5.4 Maintaining learning from the international evidence base
In taking decisions about the future development of FNP in Scotland, it is important that the programme continues to learn from the existing and emerging international evidence generated by FNP on what works, for which groups of clients, and with what outcomes.
As Ball et al (2012) note, the precise benefits shown in the US trials are often only apparent in the medium or longer term. Moreover, they note that while FNP is often reported as having 'improved pregnancy outcomes', in fact such improvements were not apparent across all of the outcomes measured by FNP. While FNP remains one of the few early years programmes internationally that shows well evidenced benefits, they therefore suggest that FNP commissioners and practitioners in the UK need to understand more of the detail of the FNP evidence to avoid disappointment or 'over-promising' about what the programme may achieve.
Further, in a Scottish context, while in the short term there will clearly be a focus on what the English RCT reveals about the scope for FNP to have short-term impacts in a UK context, it is also important not to lose sight of evidence from elsewhere. For example, FNP programmes are currently starting in Canada and Australia.

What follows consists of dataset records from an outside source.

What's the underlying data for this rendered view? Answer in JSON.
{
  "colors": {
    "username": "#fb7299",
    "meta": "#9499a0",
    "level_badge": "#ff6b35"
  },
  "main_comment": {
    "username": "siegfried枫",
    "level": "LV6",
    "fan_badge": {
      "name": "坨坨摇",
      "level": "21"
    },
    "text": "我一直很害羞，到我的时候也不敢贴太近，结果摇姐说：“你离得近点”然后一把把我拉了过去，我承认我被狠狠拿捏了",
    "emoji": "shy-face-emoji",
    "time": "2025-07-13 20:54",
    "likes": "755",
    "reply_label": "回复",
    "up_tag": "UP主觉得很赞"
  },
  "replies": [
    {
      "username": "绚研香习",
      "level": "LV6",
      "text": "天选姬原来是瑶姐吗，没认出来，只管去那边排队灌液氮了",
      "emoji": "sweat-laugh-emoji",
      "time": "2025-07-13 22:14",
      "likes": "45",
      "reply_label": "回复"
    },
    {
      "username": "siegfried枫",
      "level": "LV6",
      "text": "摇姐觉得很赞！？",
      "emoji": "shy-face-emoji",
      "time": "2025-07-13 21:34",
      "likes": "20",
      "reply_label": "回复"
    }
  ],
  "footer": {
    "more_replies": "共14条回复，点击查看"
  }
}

Given their geographies, there may well be learning from these countries about how to structure and support Family Nurse teams in rural and remote areas which is particularly relevant to Scotland.
Finally, and consistent with FNP's ethos and commitment to evidence based practice, it is recommended that attention be given to the translation of evidence: as such, to ensure that implementation is informed by emerging evidence, there will be an ongoing need to distil lessons learned, reflect on the implications of these for FNP in Scotland, and disseminate these in a manner that is not only targeted at key stakeholders and but also tailored to meet their information needs.
This evaluation has demonstrated that it is possible to implement the FNP programme with fidelity in a Scottish context. While it has been unable to measure or demonstrate impact over and above that which might have been achieved through existing services, it has also provided evidence that the programme may plausibly achieve its intended long-term outcomes - in other words, that many of the key mechanisms within its theory of change appear to be working as intended. Finally, and perhaps most importantly, it has highlighted a number of implementation issues that, if taken into account in the planning and delivery of future sites, will further improve the chances of success of the programme.